Entscheidungsstichwort (Thema)
Anspruch auf Leistungen nach § 2 Asylbewerberleistungsgesetz (AsylbLG) in entsprechender Anwendung des Zwölften Buch Sozialgesetzbuch (SGB XII) anstelle gemäß § 3 AsylbLG erhaltener Leistungen
Orientierungssatz
1.Die Vorbezugszeit des § 2 AsylbLG ist keine Wartefrist, innerhalb der es unerheblich wäre, ob und welche (Sozial-)Leistungen der Ausländer bezogen hat.
2.Es bestehen keine Anhaltspunkte für die Annahme, dass der Gesetzgeber durch die Gesetzesänderung zum 28.08.2007 (Verlängerung der Vorbezugszeit auf 48 Monate) die mit der Regelung des § 2 Abs 1 AsylbLG (neben der Integrationskomponente) verbundene Intention, den Bezug von Analog-Leistungen an eine bestimmte Dauer des Vorbezugs von Grundleistungen zu koppeln, aufgeben wollte. Mit der Verlängerung der Vorbezugszeit sollten vielmehr nach der Gesetzesbegründung Leistungsberechtigte des AsylbLG (auch) ermutigt werden, ihren Lebensunterhalt möglichst durch eigene Arbeit und nicht durch Leistungen des Sozialsystems zu sichern.

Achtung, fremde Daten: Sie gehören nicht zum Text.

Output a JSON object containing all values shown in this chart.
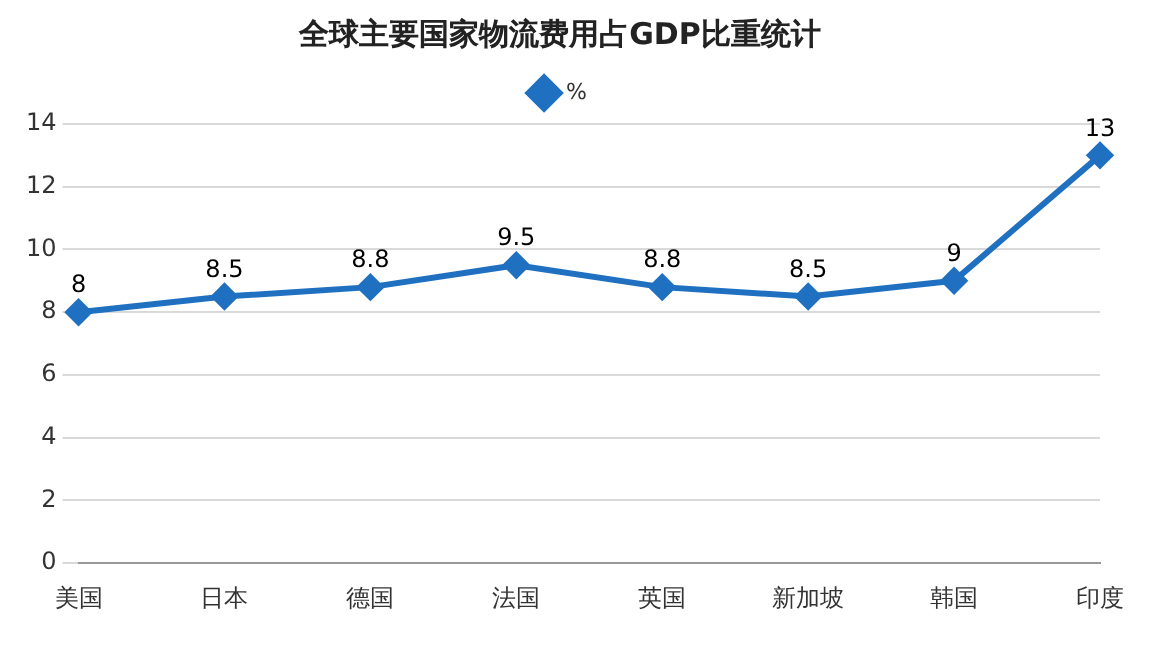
{
  "chart_data": {
    "type": "line",
    "title": "全球主要国家物流费用占GDP比重统计",
    "categories": [
      "美国",
      "日本",
      "德国",
      "法国",
      "英国",
      "新加坡",
      "韩国",
      "印度"
    ],
    "series": [
      {
        "name": "%",
        "color": "#1f70c1",
        "values": [
          8,
          8.5,
          8.8,
          9.5,
          8.8,
          8.5,
          9,
          13
        ]
      }
    ],
    "ylim": [
      0,
      14
    ],
    "yticks": [
      0,
      2,
      4,
      6,
      8,
      10,
      12,
      14
    ],
    "grid": "y",
    "legend": "top",
    "marker": "diamond",
    "line_style": "solid",
    "data_labels": true
  }
}
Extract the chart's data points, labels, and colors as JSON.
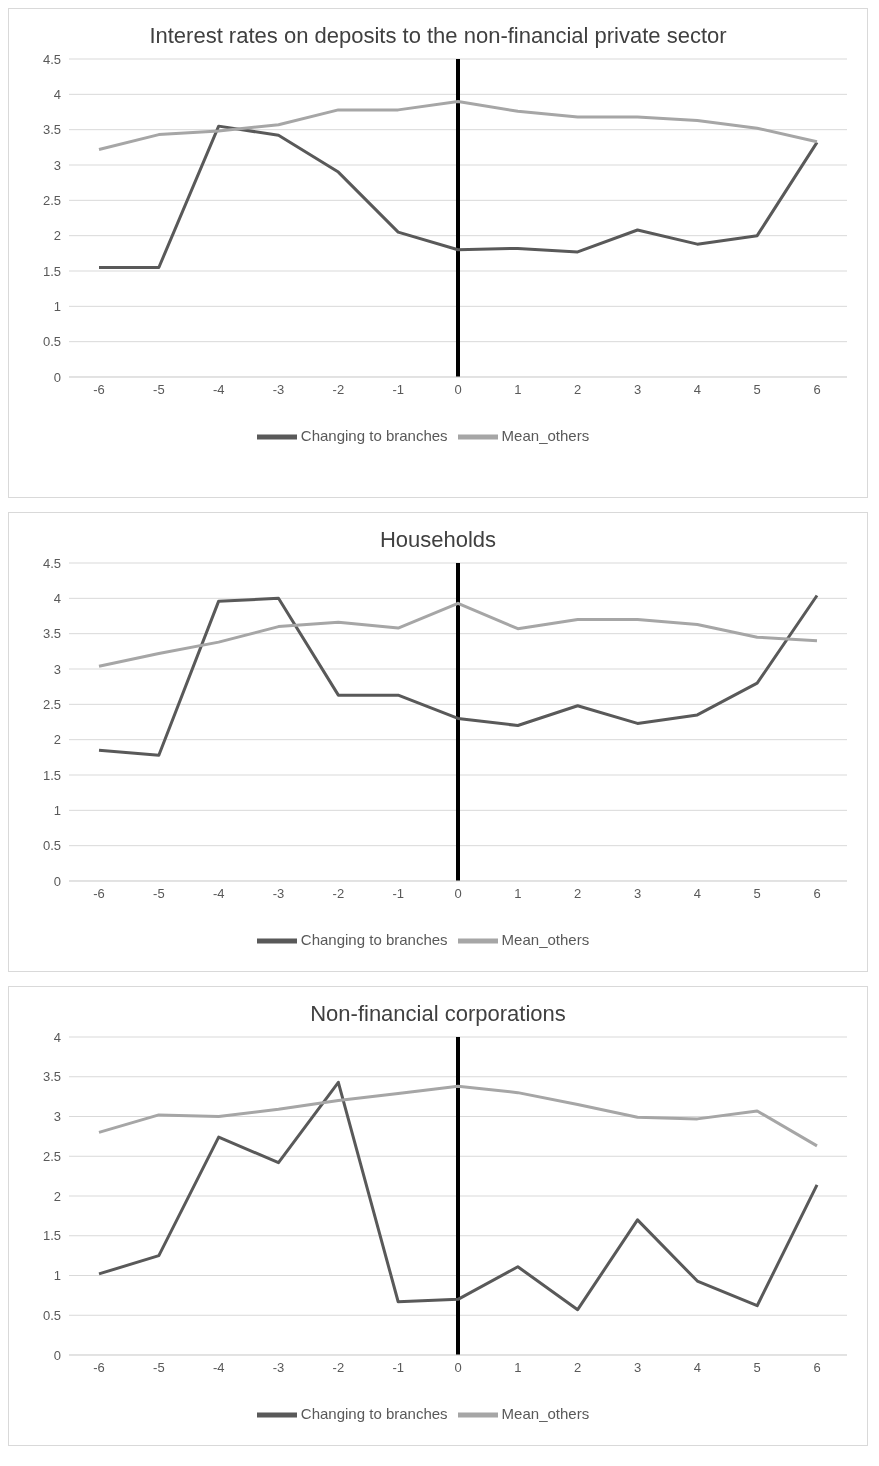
{
  "chart_data": [
    {
      "type": "line",
      "title": "Interest rates on deposits to the non-financial private sector",
      "categories": [
        "-6",
        "-5",
        "-4",
        "-3",
        "-2",
        "-1",
        "0",
        "1",
        "2",
        "3",
        "4",
        "5",
        "6"
      ],
      "series": [
        {
          "name": "Changing to branches",
          "color": "#595959",
          "values": [
            1.55,
            1.55,
            3.55,
            3.42,
            2.9,
            2.05,
            1.8,
            1.82,
            1.77,
            2.08,
            1.88,
            2.0,
            3.32
          ]
        },
        {
          "name": "Mean_others",
          "color": "#a6a6a6",
          "values": [
            3.22,
            3.43,
            3.48,
            3.57,
            3.78,
            3.78,
            3.9,
            3.76,
            3.68,
            3.68,
            3.63,
            3.52,
            3.33
          ]
        }
      ],
      "ylim": [
        0,
        4.5
      ],
      "yticks": [
        0,
        0.5,
        1,
        1.5,
        2,
        2.5,
        3,
        3.5,
        4,
        4.5
      ],
      "grid": "y",
      "legend": "bottom",
      "marker": "none",
      "line_style": "solid",
      "ref_lines": [
        {
          "axis": "x",
          "value": "0",
          "color": "#000000"
        }
      ]
    },
    {
      "type": "line",
      "title": "Households",
      "categories": [
        "-6",
        "-5",
        "-4",
        "-3",
        "-2",
        "-1",
        "0",
        "1",
        "2",
        "3",
        "4",
        "5",
        "6"
      ],
      "series": [
        {
          "name": "Changing to branches",
          "color": "#595959",
          "values": [
            1.85,
            1.78,
            3.96,
            4.0,
            2.63,
            2.63,
            2.3,
            2.2,
            2.48,
            2.23,
            2.35,
            2.8,
            4.04
          ]
        },
        {
          "name": "Mean_others",
          "color": "#a6a6a6",
          "values": [
            3.04,
            3.22,
            3.38,
            3.6,
            3.66,
            3.58,
            3.93,
            3.57,
            3.7,
            3.7,
            3.63,
            3.45,
            3.4
          ]
        }
      ],
      "ylim": [
        0,
        4.5
      ],
      "yticks": [
        0,
        0.5,
        1,
        1.5,
        2,
        2.5,
        3,
        3.5,
        4,
        4.5
      ],
      "grid": "y",
      "legend": "bottom",
      "marker": "none",
      "line_style": "solid",
      "ref_lines": [
        {
          "axis": "x",
          "value": "0",
          "color": "#000000"
        }
      ]
    },
    {
      "type": "line",
      "title": "Non-financial corporations",
      "categories": [
        "-6",
        "-5",
        "-4",
        "-3",
        "-2",
        "-1",
        "0",
        "1",
        "2",
        "3",
        "4",
        "5",
        "6"
      ],
      "series": [
        {
          "name": "Changing to branches",
          "color": "#595959",
          "values": [
            1.02,
            1.25,
            2.74,
            2.42,
            3.43,
            0.67,
            0.7,
            1.11,
            0.57,
            1.7,
            0.93,
            0.62,
            2.14
          ]
        },
        {
          "name": "Mean_others",
          "color": "#a6a6a6",
          "values": [
            2.8,
            3.02,
            3.0,
            3.09,
            3.2,
            3.29,
            3.38,
            3.3,
            3.15,
            2.99,
            2.97,
            3.07,
            2.63
          ]
        }
      ],
      "ylim": [
        0,
        4
      ],
      "yticks": [
        0,
        0.5,
        1,
        1.5,
        2,
        2.5,
        3,
        3.5,
        4
      ],
      "grid": "y",
      "legend": "bottom",
      "marker": "none",
      "line_style": "solid",
      "ref_lines": [
        {
          "axis": "x",
          "value": "0",
          "color": "#000000"
        }
      ]
    }
  ]
}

3.Nach den - im Internet unter www.ukba.homeoffice.gov.uk abrufbaren - Informationen des Homeoffice der Regierung von Großbritannien kann Kindern nichtverheirateter Eltern, deren Vater britisch ist und die im Zeitraum vom 01.01.1983 bis 30.06.2006 außerhalb des Vereinigten Königreichs geboren sind, nur die Mutter eine britische Staatsangehörigkeit weitergeben, sofern sie diese besitzt.
Tenor
Die Klage wird abgewiesen.
Kosten haben die Beteiligten einander nicht zu erstatten.
Tatbestand
Die Beteiligten streiten über einen Anspruch auf Leistungen nach § 2 Asylbewerberleistungsgesetz (AsylbLG) in entsprechender Anwendung des Zwölften Buch Sozialgesetzbuch (SGB XII) für die Zeit vom 01.12.2008 bis 31.07.2009 anstelle der gemäß § 3 AsylbLG erhaltenen Leistungen.
Die Klägerin zu 1) wurde am 00.00.0000 in Nigeria geboren und lebt seit 02.11.1992 in Deutschland. Sie ist die Mutter der am 00.00.0000 geborenen Klägerin zu 2) und deren Halbbruder, des am 00.00.0000 geborenen Klägers zu 3), die beide in Deutschland geboren sind und seitdem hier leben. Alle drei Kläger sind nigerianische Staatsangehörige. Der Vater der Klägerin zu 2) ist britischer Staatsangehöriger und nach Angaben der Kläger zurzeit verschollen; bereits im August 2000 haben er und die Klägerin zu 1) sich getrennt. Die britische Staatsangehörigkeit der Klägerin zu 2) ist nicht festgestellt oder geklärt worden. Der Aufenthalt der Klägerin zu 1) ab 02.11.1992 und der Klägerin zu 2) ab deren Geburt war bis 10.05.1999 gestattet bzw. geduldet; aus humanitären Gründen erhielten sie ab 11.05.1999 eine Aufenthaltsbefugnis gemäß § 30 bzw. § 31 Ausländergesetz (AuslG), ab 29.09.1999 eine Aufenthaltserlaubnis gemäß § 35 Abs. 2 bzw. § 21 AuslG; seit Januar 2005 sind sie im Besitz einer Aufenthaltserlaubnis gemäß § 25 Abs. 5 Aufenthaltsgesetz (AufenthG). Der Aufenthalt des Klägers zu 3) in Deutschland war seit seiner Geburt - abgeleitet vom Recht der Mutter - erlaubt; seit 05.12.2007 ist auch er im Besitz einer Aufenthaltserlaubnis nach § 25 Abs. 5 AufenthG.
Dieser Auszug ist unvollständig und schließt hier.